A haploscope is an optical device for presenting one image to one eye and another image to the other eye. The word derives from two Greek roots: haploieides, single and skopeo, to view. The word is often used interchangeably with stereoscope, but it is more general than that. A stereoscope is a type of haploscope, but not vice versa. The word has more currency in the medical field than elsewhere, where it refers to instruments designed to test binocular vision. These instruments include Worth's amblyoscope and the synoptophore.
Commonly haploscopes employ front-surfaced mirrors placed at different angles close to the eyes to reflect the images into the eyes.

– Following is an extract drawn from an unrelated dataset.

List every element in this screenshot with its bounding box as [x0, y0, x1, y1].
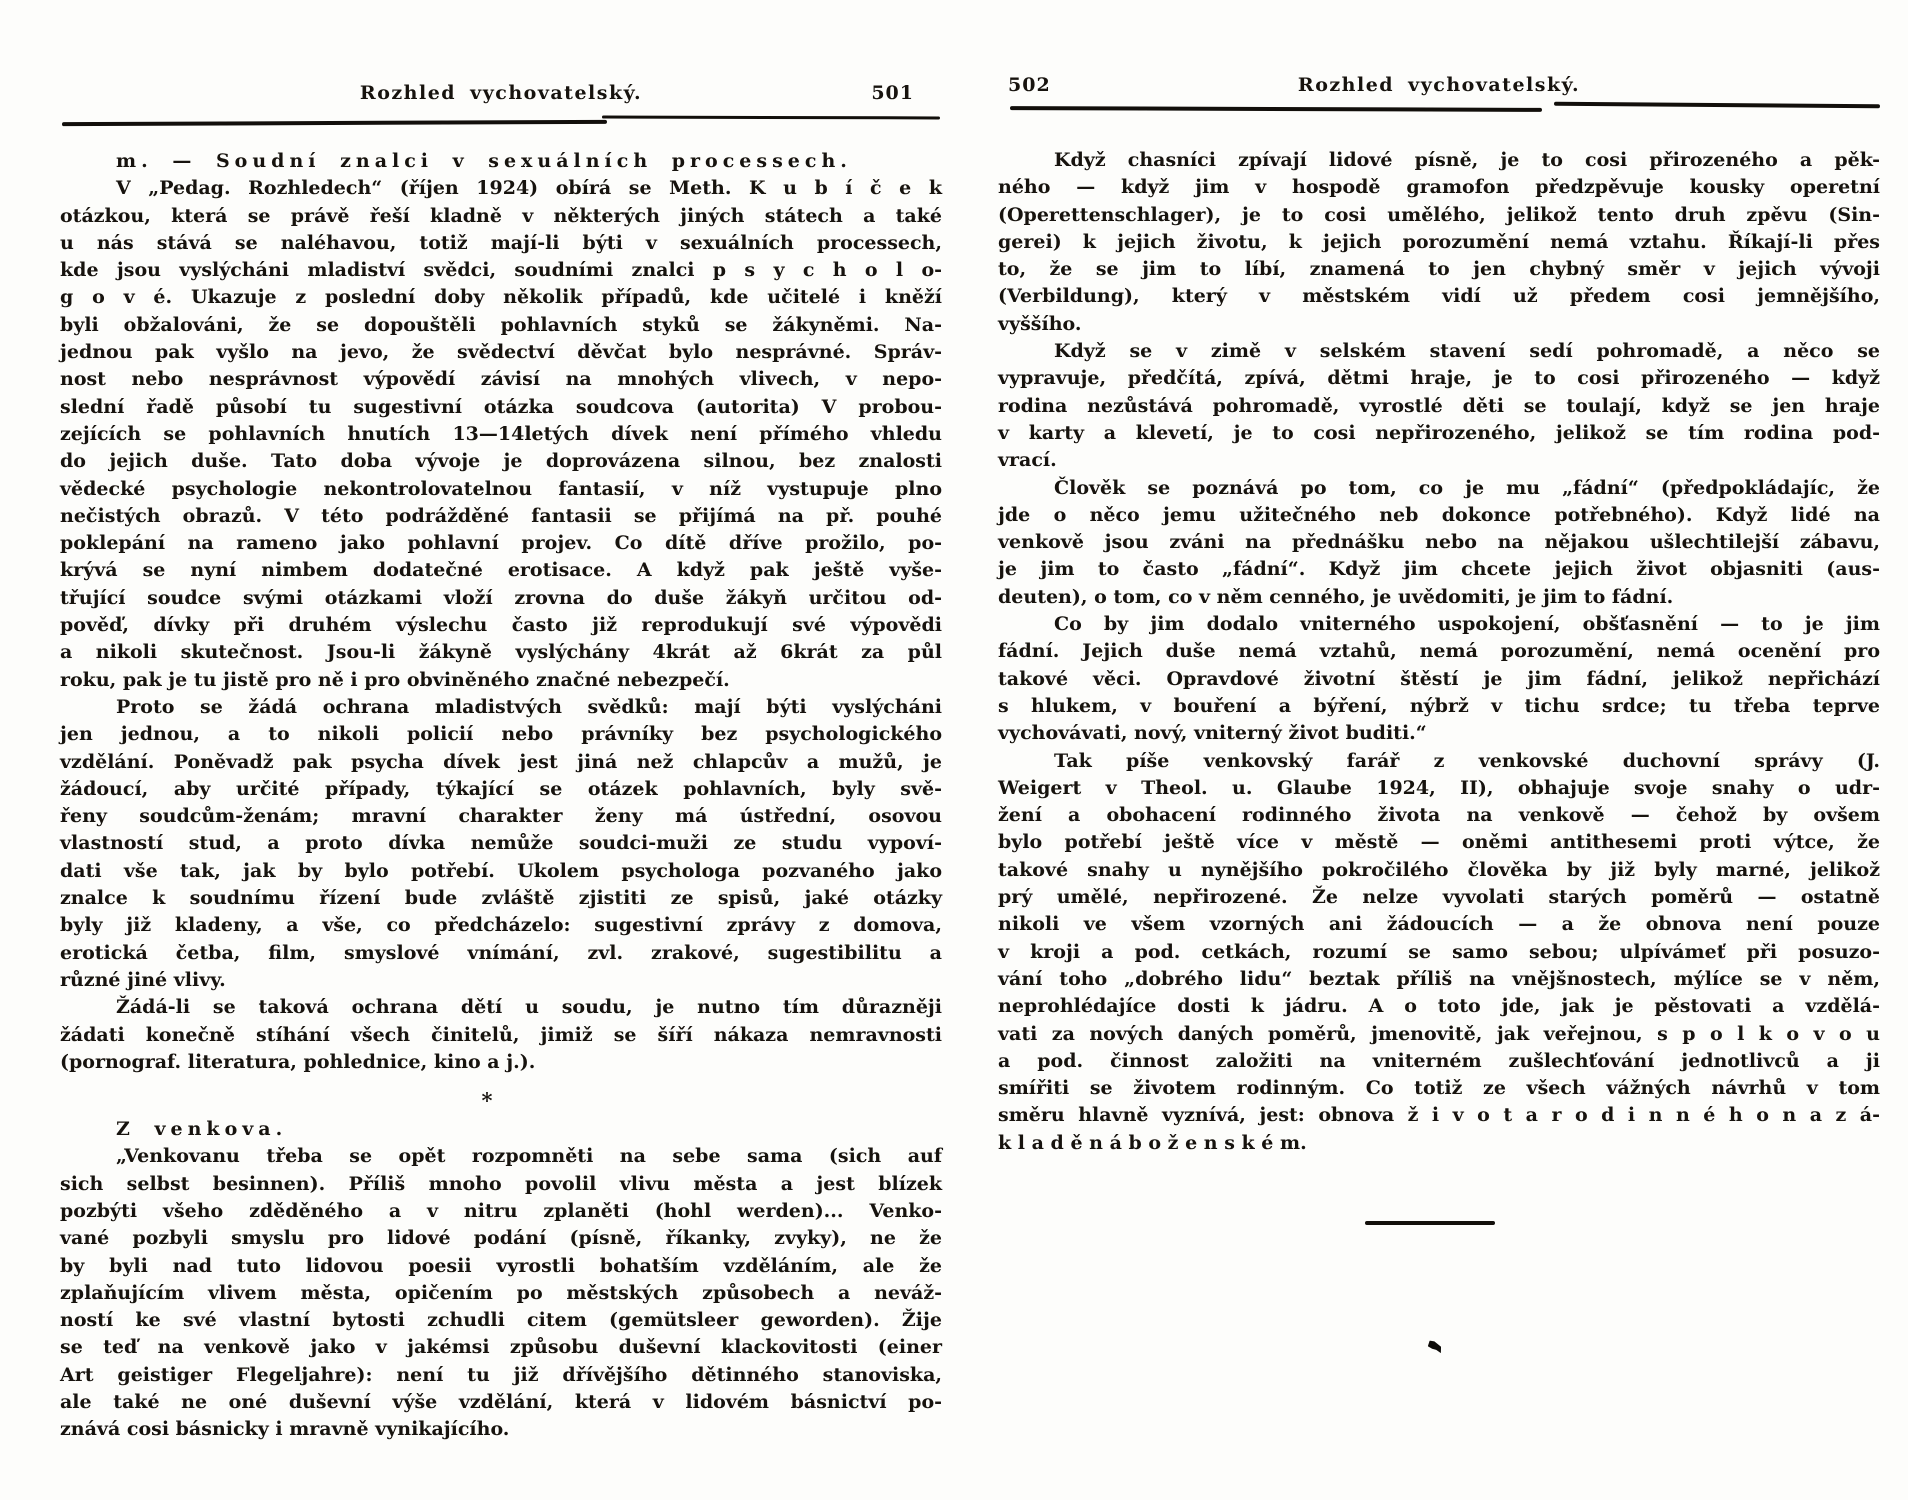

Reputedly the largest haploscope, with images of over a meter (in fact, 4 feet) square and a viewing distance for each eye of nearly five meters (16 feet), was constructed by Vaegan in about 1975 to research stereoacuity (see Vaegan, 1978). The large images allowed very small retinal disparities to be presented.
- Georgievski Z, Kowal L. Evaluating torsion with the Torsionometer, synoptophore, double Maddox rod test and Maddox wing: a reliability study. Australian Orthoptic Journal 1996, 32: 9-12. [Abstract]
- Vaegan (1978). Sensory and motor fusion in binocular vision. Dissertation Abstracts International, 39(2-B), 1034.